Sur le dommage, celui-ci consiste dans le fait pour l’employé-gérant d’une part d’avoir perdu une chance de pouvoir conserver son emploi au magasin où il était affecté et d’autre part d’avoir subi un dommage moral, étant le fait de ne pas avoir été correctement entendu alors que de graves et virulentes accusations étaient formulées contre lui.

L’indemnisation de cet abus de droit est de 3.500 €, montant donné par le tribunal ex aequo et bono.

Intérêt de la décision

C’est à la fois sur le plan de la procédure fixée dans la loi du 11 juin 2002 et sur celui de la théorie générale de l’abus de droit que ce jugement est intéressant.
Il rappelle le caractère d’ordre public du mécanisme prévu par la loi du 11 juin 2002 et, dès lors, l’interprétation restrictive qu’il convient de donner aux dispositions visées.
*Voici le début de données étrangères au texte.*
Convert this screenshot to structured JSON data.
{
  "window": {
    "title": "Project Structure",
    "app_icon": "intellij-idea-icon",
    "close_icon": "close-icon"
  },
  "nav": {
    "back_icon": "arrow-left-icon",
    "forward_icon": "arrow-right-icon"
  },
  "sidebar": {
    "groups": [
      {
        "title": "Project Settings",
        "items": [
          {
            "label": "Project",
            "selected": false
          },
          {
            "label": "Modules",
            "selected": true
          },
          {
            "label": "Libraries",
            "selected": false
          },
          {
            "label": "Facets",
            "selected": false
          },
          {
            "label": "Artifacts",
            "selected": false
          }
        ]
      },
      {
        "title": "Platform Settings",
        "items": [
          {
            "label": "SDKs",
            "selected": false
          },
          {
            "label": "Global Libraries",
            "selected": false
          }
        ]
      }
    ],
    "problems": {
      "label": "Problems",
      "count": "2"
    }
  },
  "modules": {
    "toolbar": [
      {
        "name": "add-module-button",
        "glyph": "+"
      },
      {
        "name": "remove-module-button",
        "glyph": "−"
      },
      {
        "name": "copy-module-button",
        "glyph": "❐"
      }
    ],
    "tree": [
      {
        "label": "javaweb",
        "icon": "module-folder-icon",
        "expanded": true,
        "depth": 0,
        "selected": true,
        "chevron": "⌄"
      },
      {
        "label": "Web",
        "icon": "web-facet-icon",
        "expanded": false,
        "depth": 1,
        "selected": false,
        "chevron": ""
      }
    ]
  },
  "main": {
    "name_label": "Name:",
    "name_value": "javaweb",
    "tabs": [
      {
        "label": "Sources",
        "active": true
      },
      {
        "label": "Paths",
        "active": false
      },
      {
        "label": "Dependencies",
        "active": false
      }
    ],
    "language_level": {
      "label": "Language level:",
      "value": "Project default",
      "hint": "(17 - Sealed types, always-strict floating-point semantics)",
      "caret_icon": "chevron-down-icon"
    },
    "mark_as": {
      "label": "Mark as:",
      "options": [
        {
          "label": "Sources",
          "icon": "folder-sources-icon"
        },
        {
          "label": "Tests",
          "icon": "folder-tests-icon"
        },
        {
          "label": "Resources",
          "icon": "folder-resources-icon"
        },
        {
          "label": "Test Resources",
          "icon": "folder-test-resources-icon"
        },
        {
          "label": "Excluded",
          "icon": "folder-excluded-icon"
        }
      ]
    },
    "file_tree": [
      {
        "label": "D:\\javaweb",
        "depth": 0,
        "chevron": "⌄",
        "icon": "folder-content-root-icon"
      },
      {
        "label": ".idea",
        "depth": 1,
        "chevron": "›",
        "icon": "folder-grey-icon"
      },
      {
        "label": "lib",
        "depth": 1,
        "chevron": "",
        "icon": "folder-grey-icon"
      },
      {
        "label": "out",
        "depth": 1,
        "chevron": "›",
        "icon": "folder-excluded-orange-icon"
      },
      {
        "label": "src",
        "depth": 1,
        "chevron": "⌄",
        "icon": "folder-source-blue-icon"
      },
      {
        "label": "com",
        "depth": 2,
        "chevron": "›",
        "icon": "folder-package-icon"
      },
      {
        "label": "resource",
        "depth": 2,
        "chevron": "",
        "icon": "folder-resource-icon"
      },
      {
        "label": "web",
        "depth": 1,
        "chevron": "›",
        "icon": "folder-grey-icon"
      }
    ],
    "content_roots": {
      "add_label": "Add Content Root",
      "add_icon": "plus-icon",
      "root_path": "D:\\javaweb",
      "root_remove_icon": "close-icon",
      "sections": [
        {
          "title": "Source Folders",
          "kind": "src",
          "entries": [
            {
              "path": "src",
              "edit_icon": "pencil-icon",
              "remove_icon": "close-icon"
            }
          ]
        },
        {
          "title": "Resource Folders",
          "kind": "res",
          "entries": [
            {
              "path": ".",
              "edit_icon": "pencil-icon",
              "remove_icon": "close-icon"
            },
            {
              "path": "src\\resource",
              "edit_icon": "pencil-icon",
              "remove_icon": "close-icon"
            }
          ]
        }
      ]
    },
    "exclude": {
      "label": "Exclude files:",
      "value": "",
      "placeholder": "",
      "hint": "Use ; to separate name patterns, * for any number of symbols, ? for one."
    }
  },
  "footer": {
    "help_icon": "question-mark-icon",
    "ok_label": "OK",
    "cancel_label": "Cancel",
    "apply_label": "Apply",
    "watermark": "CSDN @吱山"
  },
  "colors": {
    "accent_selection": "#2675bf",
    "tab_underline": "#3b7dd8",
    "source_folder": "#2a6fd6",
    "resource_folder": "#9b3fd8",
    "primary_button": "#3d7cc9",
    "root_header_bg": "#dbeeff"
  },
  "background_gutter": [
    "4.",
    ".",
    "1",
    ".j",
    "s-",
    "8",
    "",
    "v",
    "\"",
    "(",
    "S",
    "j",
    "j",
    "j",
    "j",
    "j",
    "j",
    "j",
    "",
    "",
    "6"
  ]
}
Si cette obligation d’interpréter les mesures à prendre ne permet pas d’assurer en l’espèce au travailleur la protection légale, le tribunal examine, cependant, ce problème sous l’angle de l’abus de droit, ce qui avait été demandé par le travailleur.
Il rappelle avec force références les principes en la matière, étant d’une part les hypothèses les plus fréquentes d’abus au sens du droit civil et d’autre part l’exigence d’un préjudice distinct en toutes ses composantes de celui qui est censé réparé par l’indemnité compensatoire de préavis.

Enfin, il indemnise ex aequo et bono, sur la base d’une perte de chance et d’un dommage moral. La somme de 3.500 € allouée est, pour le tribunal, censée réparer adéquatement le préjudice subi. Ce dernier point n’étant, cependant, pas davantage explicité, la question reste posée de cette adéquation.